The non-maven non-geek tends to think of Artificial Intelligence like this:
- get powerful computer
- furnish with amazing software
- Presto! AI.
In reality it works like this: 1) get powerful computer. Check. 2) get software. Check. Then the missing step — missing because most people are only dimly aware of it — train the AI on a dataset.
The dataset is selected by the geeks making the AI. (It doesn’t have to be, but that’s how it currently is.) If their dataset is current US physics grads, it’ll be +/- 3/4 white men. If they’re making an resume reading AI for employers, it’ll favor white men because that’s what its training told it is a common trait of physics experts.

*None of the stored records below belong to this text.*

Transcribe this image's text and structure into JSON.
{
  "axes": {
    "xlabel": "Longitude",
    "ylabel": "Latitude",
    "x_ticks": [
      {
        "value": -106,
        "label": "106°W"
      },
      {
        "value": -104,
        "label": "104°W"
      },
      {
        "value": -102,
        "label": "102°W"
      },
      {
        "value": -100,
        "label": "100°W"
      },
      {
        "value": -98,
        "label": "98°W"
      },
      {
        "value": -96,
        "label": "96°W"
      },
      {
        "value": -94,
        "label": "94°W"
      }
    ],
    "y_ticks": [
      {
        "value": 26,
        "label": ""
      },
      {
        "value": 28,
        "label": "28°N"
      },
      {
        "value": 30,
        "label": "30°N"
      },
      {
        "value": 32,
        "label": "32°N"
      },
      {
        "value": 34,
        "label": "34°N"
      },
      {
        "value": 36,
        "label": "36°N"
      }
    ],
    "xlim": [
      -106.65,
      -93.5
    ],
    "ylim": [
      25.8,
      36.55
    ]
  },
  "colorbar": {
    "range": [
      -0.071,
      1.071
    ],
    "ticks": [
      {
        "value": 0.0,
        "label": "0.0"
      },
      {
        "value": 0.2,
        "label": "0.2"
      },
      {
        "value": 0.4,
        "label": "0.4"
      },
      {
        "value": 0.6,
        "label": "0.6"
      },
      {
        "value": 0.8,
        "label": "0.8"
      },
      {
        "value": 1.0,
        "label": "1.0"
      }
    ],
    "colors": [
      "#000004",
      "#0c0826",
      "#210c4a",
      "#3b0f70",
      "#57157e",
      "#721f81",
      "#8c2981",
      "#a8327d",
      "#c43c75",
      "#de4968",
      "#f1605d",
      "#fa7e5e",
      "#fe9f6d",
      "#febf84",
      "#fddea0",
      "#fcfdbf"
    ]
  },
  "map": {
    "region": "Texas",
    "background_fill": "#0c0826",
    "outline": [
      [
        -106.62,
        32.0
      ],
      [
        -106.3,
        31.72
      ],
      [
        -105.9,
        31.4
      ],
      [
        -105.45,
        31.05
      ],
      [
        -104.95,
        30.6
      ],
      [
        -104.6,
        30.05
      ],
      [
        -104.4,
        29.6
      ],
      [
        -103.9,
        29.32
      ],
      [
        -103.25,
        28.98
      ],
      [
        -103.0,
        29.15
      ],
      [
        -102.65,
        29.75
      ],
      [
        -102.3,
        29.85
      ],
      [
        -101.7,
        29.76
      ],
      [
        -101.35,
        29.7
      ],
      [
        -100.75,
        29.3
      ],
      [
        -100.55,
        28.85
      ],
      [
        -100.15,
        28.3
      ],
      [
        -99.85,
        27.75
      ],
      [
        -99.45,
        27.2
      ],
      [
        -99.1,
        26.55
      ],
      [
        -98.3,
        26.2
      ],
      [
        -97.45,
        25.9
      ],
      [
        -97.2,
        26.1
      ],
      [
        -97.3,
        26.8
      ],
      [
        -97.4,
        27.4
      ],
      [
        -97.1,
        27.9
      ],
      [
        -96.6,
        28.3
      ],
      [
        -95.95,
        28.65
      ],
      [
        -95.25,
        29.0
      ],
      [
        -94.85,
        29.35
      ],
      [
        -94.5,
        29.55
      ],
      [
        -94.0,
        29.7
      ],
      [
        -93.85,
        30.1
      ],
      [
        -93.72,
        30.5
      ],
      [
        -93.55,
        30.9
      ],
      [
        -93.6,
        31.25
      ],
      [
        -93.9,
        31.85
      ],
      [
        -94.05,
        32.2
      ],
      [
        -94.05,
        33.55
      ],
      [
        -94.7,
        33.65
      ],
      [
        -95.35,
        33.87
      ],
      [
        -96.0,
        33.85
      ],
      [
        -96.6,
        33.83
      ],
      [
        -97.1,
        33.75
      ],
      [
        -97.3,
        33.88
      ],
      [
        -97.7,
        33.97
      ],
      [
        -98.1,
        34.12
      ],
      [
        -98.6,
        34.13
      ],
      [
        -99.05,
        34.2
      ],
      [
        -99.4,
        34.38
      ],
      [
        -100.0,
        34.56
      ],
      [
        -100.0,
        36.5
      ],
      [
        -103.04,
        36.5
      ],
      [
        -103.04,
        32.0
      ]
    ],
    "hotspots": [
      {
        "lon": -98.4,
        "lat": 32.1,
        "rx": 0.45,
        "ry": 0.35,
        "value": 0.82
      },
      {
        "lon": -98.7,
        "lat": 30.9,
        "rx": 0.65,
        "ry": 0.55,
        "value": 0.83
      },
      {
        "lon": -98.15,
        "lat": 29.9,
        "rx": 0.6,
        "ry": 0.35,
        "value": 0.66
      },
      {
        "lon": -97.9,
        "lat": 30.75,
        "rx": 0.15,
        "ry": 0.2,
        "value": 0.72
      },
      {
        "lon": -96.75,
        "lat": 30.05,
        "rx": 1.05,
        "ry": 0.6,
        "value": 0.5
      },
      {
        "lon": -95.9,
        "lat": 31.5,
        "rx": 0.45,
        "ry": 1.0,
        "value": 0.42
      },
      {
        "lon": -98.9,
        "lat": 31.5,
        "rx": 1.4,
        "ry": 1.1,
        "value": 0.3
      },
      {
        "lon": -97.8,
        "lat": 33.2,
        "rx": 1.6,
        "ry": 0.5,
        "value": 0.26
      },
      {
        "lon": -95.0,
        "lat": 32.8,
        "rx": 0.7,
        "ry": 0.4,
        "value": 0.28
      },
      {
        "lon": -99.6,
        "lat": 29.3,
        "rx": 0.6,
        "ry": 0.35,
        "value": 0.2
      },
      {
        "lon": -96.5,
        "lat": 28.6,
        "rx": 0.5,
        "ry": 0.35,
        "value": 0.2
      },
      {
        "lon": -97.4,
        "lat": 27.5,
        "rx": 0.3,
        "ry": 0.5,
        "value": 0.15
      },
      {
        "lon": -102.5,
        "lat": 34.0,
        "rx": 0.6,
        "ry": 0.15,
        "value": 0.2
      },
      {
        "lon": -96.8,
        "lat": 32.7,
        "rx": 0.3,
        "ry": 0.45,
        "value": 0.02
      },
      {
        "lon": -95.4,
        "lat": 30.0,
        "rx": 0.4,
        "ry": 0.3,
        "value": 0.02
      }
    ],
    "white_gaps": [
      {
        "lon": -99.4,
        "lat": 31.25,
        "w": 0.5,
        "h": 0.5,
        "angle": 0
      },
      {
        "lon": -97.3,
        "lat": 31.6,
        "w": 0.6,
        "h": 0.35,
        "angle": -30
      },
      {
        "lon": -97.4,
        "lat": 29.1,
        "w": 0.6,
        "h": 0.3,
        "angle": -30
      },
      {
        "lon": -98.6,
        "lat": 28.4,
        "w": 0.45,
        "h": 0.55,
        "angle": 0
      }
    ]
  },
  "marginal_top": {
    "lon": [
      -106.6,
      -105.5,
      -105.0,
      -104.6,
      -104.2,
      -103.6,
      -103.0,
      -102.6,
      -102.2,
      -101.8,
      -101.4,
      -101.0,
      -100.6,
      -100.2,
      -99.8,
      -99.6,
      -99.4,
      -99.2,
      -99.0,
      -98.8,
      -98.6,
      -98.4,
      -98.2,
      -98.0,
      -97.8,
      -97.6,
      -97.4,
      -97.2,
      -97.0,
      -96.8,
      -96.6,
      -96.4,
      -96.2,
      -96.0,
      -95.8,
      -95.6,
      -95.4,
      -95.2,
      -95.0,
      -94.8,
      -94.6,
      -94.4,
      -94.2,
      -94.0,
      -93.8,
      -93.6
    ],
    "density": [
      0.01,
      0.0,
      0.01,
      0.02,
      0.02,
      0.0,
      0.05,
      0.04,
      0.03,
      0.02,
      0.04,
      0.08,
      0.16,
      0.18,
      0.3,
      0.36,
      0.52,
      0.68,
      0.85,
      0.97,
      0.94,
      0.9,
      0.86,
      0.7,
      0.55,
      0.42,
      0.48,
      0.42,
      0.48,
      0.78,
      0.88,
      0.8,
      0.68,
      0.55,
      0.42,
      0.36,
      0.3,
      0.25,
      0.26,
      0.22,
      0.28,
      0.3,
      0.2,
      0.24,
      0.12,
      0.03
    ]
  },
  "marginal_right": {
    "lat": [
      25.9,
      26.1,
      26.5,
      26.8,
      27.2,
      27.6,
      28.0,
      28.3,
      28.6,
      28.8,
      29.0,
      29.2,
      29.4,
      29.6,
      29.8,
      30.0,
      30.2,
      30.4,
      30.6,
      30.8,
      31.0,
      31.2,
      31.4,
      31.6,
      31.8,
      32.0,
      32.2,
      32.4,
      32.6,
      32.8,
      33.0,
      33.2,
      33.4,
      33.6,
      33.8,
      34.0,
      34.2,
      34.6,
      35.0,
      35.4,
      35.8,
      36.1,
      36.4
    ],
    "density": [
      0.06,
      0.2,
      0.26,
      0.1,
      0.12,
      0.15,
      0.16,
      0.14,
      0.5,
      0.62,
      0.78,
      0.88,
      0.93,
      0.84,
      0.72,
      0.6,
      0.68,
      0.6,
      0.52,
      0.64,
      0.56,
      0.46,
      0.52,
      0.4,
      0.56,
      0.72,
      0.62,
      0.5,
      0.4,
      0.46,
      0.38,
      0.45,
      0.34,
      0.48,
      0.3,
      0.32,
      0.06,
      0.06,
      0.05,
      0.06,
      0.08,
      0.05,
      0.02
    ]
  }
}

It’s obvious if you think about it for a second, but an AI is only as good as its training. It’s almost human that way.
A visual example makes clear how very small differences, mistakes a human would never make, are enough to make nonsense of AI results. Something to remember when AI makes the first cuts on college and job and mortgage and parole applications. From Daniel Solis.
These are from datasets of bird illustrations, after which the AI is told to draw a bird. It doesn’t always draw nonfunctional edge cases. But rather often. So, clearly, it is ESSENTIAL to have public access to the training dataset and methods. (See also Emily Bender.)
Commercial AI, the ones making those resume-reading decisions, all — without exception as far as I know — hide everything under “proprietary.” Think about that as you look at the “birds.”